Time to first byte, the delay before your server starts sending the page, is a key indicator of backend health, and there are clear benchmarks. Under 200 milliseconds is excellent and signals a fast, well-configured server. Under 600 milliseconds is good and perfectly acceptable for most small business sites. A TTFB between roughly 600 milliseconds and 1 second is workable but worth optimising, since the delay is becoming noticeable. Anything over 1 second is a genuine problem that points to a hosting or backend bottleneck, an overloaded shared host, an inefficient database query, a missing cache, or a server located far from your visitors, and it should be your first priority to fix. The important principle is that TTFB sits before any frontend work matters: there is little point optimising images and scripts if the server itself takes a second to respond. So fix a slow TTFB at the hosting level first, then move on to frontend optimisation.
What is total load time?
Total load time here means the time from the moment the request starts to the moment the full HTTP response body, your page HTML, has finished downloading. It bundles together several stages: the initial connection setup, the time to first byte while the server prepares its response, and the actual transfer of the HTML document over the network. It is a clean measure of how quickly your server delivers the core page. What this figure does not include is everything the browser fetches afterwards: your images, CSS files, fonts and JavaScript are requested and downloaded separately by a real browser once it has the HTML, and those are not part of this number. That is why a page can show a fast total load time here yet still feel slow if it is heavy with large images or scripts. So treat this as a measure of server and HTML delivery speed, and use PageSpeed Insights for the complete weight of the page.

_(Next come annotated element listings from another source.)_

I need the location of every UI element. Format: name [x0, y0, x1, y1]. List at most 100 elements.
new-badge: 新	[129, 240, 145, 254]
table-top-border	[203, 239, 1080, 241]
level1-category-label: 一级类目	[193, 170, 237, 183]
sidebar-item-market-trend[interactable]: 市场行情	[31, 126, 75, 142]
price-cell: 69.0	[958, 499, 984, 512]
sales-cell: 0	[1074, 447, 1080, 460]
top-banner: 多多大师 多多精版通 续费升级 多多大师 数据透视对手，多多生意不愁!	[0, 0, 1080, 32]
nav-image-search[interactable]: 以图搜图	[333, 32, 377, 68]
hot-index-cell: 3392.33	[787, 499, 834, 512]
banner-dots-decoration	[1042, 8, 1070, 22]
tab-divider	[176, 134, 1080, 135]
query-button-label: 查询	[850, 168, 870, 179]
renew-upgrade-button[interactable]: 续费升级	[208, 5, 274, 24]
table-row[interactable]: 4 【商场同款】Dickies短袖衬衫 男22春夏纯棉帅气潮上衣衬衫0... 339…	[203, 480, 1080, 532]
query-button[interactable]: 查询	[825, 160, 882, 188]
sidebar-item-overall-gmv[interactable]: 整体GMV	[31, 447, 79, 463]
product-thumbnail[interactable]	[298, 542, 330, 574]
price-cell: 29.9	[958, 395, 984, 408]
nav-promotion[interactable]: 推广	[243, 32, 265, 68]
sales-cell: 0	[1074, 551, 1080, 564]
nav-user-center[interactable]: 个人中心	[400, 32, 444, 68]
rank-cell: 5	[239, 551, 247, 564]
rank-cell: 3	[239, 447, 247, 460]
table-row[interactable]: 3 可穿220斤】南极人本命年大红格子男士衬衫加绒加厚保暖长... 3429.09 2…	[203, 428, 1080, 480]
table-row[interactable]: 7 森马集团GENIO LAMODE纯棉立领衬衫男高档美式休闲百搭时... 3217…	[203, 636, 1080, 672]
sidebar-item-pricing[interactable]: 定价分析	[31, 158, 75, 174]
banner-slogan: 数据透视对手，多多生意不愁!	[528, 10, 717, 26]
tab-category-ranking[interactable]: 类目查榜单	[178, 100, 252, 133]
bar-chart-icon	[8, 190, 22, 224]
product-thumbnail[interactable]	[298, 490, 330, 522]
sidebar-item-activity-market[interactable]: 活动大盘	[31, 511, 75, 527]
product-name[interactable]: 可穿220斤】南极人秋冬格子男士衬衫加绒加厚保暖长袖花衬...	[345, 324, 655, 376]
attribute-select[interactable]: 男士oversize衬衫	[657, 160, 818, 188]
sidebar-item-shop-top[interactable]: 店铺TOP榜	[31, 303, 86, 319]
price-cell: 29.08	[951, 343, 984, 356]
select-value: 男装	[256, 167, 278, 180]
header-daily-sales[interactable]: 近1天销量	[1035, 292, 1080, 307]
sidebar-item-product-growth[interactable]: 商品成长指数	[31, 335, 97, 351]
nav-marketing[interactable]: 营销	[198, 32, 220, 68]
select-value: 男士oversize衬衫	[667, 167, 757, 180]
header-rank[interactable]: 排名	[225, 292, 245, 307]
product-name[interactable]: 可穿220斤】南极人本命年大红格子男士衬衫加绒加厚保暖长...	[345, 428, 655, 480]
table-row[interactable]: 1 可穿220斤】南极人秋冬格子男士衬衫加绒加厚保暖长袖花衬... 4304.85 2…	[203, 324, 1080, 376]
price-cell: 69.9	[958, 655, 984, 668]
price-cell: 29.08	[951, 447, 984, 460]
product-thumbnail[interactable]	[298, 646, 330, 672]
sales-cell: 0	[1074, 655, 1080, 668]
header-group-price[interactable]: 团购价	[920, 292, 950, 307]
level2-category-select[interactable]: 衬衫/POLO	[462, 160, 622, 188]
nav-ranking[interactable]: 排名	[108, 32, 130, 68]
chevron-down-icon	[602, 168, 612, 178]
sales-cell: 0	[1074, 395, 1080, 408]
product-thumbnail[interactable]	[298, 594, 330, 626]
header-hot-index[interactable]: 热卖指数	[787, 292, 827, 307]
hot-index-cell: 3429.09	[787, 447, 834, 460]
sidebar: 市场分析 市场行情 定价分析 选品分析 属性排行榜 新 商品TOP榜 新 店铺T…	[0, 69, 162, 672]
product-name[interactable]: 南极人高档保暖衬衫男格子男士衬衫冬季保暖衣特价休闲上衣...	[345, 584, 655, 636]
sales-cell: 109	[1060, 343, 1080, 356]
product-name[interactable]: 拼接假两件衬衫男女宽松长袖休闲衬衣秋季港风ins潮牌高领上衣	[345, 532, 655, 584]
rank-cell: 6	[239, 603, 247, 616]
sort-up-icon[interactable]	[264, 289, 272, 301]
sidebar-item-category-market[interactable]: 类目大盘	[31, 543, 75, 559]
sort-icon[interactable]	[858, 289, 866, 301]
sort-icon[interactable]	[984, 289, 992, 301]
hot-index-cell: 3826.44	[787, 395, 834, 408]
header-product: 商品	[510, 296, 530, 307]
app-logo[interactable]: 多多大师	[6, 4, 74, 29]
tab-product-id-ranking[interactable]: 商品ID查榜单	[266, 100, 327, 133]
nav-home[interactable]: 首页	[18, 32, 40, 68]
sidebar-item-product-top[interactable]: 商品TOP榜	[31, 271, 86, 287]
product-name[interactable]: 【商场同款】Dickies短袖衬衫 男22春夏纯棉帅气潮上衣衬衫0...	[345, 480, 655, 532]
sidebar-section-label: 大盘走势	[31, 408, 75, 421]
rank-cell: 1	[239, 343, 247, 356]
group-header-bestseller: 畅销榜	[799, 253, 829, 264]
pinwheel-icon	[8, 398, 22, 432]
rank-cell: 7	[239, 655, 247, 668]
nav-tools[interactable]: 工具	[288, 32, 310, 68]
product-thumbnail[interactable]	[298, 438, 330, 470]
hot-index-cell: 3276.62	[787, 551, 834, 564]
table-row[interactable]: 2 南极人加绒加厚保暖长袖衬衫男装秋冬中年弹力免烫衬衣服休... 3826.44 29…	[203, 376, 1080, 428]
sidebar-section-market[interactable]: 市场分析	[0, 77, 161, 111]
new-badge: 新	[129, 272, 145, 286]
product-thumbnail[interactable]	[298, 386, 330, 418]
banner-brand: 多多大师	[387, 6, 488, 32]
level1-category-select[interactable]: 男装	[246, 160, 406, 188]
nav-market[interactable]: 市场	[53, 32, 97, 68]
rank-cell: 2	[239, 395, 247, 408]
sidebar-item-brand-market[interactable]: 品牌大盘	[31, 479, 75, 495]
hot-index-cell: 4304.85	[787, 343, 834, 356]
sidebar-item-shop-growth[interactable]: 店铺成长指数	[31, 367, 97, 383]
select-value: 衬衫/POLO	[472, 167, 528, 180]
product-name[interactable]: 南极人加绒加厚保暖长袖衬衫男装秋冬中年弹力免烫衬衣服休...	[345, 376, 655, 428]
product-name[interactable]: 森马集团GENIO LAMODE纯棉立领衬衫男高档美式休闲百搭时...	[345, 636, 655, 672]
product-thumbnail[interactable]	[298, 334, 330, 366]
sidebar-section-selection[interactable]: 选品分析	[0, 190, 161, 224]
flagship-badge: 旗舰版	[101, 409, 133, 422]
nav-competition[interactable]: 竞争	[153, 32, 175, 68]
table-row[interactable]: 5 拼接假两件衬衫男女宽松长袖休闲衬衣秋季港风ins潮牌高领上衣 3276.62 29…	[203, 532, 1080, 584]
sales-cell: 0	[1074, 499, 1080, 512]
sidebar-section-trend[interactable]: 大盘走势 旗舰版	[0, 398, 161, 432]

Do you store the URL I test?
We keep only a minimal, short-term record. The URL you test and the timing data are written to our server logs for a limited time, purely to prevent abuse of the tool, such as someone hammering it to overload a third-party site, and to keep the service running reliably. We do not associate the tested URL with you as an individual, we do not build a profile from it, and we do not share it with anyone or use it for marketing. These logs are operational and short-lived rather than a permanent database of what people checked. In practice, the URLs you test are public web addresses anyway, the same pages anyone can visit, so there is nothing sensitive recorded the way there would be with a password or personal data. If you are testing internal or pre-launch URLs you would rather not have logged, test them from your own browser tools instead.
How often should I test?
For most small businesses, a routine monthly check is plenty to keep an eye on your site speed and catch gradual slowdowns before they hurt visitors or rankings. Speed does not usually change on its own from day to day, so testing more often than that rarely tells you anything new. The times it is genuinely worth running an immediate, same-day test are right after any meaningful change to your site: a hosting migration or plan change, a redesign, adding heavy new plugins, scripts or tracking tags, swapping your theme, or loading a batch of large images, since each of those can quietly slow things down and you want to know straight away rather than weeks later. A good habit is to test once before such a change and once after, so you can see the impact directly. Outside those events, fold the monthly check into your regular maintenance, and investigate promptly if a test ever comes back noticeably slower than usual.